Bill et Hillary Clinton n’ont jamais admis avoir participé à la suppression des salaires en Haïti. Cependant, Hillary Clinton était secrétaire d’État sous le président Barack Obama lorsque les câbles du Département d’État publiés par WikiLeaks ont révélé la stratégie secrète visant à maintenir les salaires à un niveau bas.
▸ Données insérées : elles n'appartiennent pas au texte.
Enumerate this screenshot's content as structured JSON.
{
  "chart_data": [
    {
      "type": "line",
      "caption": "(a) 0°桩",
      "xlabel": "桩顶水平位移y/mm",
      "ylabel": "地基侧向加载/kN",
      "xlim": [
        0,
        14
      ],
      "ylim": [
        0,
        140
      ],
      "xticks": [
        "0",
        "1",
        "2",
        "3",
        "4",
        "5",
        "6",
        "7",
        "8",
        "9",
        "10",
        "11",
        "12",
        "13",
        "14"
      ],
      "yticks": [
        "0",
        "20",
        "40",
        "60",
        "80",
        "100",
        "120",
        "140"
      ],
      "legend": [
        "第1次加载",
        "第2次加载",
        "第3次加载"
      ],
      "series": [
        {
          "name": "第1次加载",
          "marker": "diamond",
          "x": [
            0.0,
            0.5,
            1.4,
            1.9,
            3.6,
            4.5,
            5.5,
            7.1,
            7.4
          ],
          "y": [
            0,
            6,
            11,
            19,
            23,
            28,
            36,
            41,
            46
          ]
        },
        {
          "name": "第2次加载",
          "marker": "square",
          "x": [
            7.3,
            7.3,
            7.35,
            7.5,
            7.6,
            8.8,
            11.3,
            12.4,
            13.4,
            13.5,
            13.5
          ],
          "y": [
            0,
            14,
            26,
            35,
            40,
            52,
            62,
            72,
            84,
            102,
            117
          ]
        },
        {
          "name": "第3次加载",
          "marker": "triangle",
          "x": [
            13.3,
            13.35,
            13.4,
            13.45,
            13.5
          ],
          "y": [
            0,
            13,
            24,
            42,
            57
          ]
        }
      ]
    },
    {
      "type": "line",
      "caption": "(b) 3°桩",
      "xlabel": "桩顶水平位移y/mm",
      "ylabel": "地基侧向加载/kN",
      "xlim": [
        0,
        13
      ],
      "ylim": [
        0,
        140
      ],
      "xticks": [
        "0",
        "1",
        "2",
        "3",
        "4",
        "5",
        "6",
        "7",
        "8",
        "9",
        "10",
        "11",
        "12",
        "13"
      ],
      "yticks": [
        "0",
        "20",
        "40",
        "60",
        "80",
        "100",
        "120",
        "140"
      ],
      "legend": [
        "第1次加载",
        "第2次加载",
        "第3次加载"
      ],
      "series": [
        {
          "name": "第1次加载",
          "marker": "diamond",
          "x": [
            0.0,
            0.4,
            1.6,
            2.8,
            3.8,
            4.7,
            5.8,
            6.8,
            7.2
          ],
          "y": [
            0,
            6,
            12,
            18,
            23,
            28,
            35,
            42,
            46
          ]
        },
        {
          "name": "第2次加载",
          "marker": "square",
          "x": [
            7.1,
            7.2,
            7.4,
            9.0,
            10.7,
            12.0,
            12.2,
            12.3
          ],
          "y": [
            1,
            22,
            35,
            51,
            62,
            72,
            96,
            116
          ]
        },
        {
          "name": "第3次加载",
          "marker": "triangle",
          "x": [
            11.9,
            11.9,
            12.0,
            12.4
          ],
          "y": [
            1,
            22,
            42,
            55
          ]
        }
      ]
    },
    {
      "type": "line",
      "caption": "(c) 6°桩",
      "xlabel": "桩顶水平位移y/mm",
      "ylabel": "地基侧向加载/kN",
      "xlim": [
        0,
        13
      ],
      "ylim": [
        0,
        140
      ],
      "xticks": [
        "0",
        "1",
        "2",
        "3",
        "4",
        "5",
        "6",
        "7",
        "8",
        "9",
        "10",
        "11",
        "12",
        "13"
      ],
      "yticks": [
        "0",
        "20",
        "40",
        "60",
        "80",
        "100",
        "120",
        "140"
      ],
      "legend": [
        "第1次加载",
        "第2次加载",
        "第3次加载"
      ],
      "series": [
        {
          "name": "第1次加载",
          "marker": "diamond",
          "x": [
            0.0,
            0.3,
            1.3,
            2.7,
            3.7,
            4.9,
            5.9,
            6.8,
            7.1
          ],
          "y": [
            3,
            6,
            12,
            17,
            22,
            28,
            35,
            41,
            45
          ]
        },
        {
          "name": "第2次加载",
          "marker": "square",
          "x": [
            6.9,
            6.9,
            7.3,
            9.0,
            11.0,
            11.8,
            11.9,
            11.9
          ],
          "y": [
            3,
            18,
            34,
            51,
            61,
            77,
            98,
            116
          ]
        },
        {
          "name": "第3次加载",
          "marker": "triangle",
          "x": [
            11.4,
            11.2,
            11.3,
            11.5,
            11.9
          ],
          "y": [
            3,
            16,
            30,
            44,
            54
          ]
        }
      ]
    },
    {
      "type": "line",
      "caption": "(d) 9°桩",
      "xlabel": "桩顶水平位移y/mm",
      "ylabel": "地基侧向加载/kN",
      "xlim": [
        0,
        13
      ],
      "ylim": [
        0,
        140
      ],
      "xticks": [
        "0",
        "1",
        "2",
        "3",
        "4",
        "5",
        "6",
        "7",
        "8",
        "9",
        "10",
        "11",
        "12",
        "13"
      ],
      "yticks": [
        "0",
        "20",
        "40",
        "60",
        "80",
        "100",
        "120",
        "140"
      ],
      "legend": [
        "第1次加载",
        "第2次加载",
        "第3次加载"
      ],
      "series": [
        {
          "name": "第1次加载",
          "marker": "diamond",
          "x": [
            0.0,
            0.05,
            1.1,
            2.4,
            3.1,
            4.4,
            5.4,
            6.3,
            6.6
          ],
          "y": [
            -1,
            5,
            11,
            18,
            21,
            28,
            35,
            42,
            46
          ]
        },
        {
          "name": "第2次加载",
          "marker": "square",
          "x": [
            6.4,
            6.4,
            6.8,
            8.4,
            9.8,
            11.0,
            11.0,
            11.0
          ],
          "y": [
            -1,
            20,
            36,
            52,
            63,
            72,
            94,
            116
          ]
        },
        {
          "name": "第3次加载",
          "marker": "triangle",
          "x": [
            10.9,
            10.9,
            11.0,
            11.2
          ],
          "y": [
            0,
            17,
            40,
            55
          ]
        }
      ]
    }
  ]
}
Cette stratégie a conduit à l’adoption d’une législation aux États-Unis qui a favorisé l’élite haïtienne et les investisseurs étrangers : les Actes I et II d’Opportunity Hemispheric Hemispheric through Partnership Encouragement (Hope) Acts I et II. Il est impossible que les Clinton n’aient pas été impliqués, puisqu’ils ont accompli une grande partie de leur travail en Haïti par l’intermédiaire de la Fondation Clinton, et qu’en Haïti, ils blâment Bill et Hillary Clinton pour le résultat désastreux.
Fin 2011, un an après le tremblement de terre, la majorité des fonds d’aide promis n’avaient pas encore été déboursés, et ce qui avait été décaissé était destiné à des projets qui n’avaient rien à voir avec le logement, la nourriture ou la fourniture d’aide ou de soutien aux personnes déplacées, comme le parc industriel de Caracol. Le scandale s’est encore aggravé lorsqu’il est apparu que certaines grandes organisations humanitaires n’avaient fait que très peu de choses avec les fonds qu’elles avaient reçus. En fin de compte, personne ne pouvait réellement expliquer où étaient allés ces milliards de dollars – sauf dans les poches des non-Haïtiens.
Aujourd’hui, Haïti reste l’un des pays les plus pauvres du monde. Les Haïtiens continuent de protester non seulement contre le faible salaire minimum, mais aussi contre la perte de leur souveraineté et de leur dignité humaine. Ils souffrent de la violence des gangs alimentée par les États-Unis, des attaques contre les immigrants haïtiens par le gouvernement américain, ainsi que du contrôle continu du « Core Group » nommé par l’ONU, sans sa propre direction politique élue, et également d’une nouvelle invasion ou intervention de l’ONU pour réprimer les troubles.
C’est l’avenir que les États-Unis souhaitent pour le Venezuela. Le Venezuela devrait devenir comme Haïti ou au moins se retrouver dans une situation similaire ; du moins dans la mesure où cela crée un État démembré que les États-Unis peuvent envahir, piller et contrôler. Même si Haïti et le Venezuela ne sont peut-être pas tout à fait comparables à bien des égards, les deux cas sont des exemples complémentaires de la façon dont une catastrophe naturelle est utilisée sous couvert d’aide pour renforcer le contrôle impérialiste sur un pays déjà affaibli par l’hégémonie occidentale implacable. Ce contrôle impérialiste fait suite à une histoire de luttes de libération dans lesquelles la paysannerie majoritairement afro-descendante et indigène a remporté le succès contre la domination coloniale européenne et l’exploitation capitaliste.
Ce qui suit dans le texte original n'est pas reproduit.